Monitoring and Reports:
• Produce daily health check reports for the HPC cluster.
• Automate monitoring scripts to streamline the monitoring process.
• Conduct periodic reviews of reports and audit trails.
OS Administration and Management:
• Install and configure operating systems for HPC clusters.
• Address OS-related issues such as CPU, memory, and SWAP utilization, and perform application file system cleanup.
• Ensure application service continuity by performing pre and post checks from both OS and application perspectives during planned and unplanned outages.
Applications and Tools:
• Install HPC libraries and tools such as MPI and compilers.
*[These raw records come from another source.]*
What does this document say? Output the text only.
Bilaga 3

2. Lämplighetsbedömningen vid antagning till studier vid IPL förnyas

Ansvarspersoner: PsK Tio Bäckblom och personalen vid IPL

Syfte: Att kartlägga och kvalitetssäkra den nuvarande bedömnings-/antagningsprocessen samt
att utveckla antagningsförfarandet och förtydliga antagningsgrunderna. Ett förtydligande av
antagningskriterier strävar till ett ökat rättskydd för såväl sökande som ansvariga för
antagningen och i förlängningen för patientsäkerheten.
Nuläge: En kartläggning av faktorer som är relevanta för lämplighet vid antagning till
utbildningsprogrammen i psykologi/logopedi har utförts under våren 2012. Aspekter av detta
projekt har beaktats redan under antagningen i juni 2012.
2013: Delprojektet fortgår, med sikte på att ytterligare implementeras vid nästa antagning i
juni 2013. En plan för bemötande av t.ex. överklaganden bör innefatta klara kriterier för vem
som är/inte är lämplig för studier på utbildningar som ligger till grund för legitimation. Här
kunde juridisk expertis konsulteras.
• Install and configure HPC applications, both commercial off-the-shelf (COTS) and open source, and manage packages using Spack.
• Apply patches and upgrades to HPC applications.
• Resolve issues related to HPC applications.
HPC Storage Management:
• Administer and configure HPC storage systems.
• Oversee the administration of HPC file systems.
• Monitor and troubleshoot HPC storage systems.
• Manage backup and tape library systems.
Below is the key responsibility, essential skills of the resources we will deploy.
Key Responsibilities
• Cluster Management: Install, configure, and maintain compute nodes, GPUs (NVIDIA), high-speed storage (Lustre, GPFS),
and interconnects (InfiniBand, RoCE).
• Performance Tuning: Optimize scientific applications, kernels, and workflows for maximum throughput, scalability, and minimal queue times.
• User Support: Act as a technical expert for researchers, debugging jobs, resolving complex issues, and providing training on tools and best practices.
• Software Management: Manage workload managers (Slurm, LSF), schedulers, software licensing (FlexLM), OpenPBS,
containers (Singularity), and compilers.
• Infrastructure: Administer high-speed interconnects (InfiniBand), storage (Lustre, CEPH), and potentially cloud/hybrid solutions.
• Implement and manage monitoring (Grafana, Prometheus) and orchestration tools (Slurm, Kubernetes).
• Automation: Develop scripts (Python, Ansible) for provisioning, monitoring, and automating routine tasks.
• Security & Policy: Implement and enforce security policies, manage user access, and oversee lifecycle management.
Essential Skills & Qualifications
• Technical Expertise: Strong Linux, Python, scripting (Ansible, Terraform), HPC schedulers (Slurm), networking (InfiniBand), and GPU computing.
Team will have knowledge of Gilead systems and AWS CICD pipelines.
• HPC Domain Knowledge: Experience with parallel file systems, workload management, and performance analysis tools.
• Problem Solving: Excellent analytical and debugging skills for complex distributed systems.
• Communication: Ability to explain complex technical issues to scientists and non-technical stakeholders.
Experience: Hands-on experience in data centers, managing large clusters, and supporting diverse scientific/AI workloads.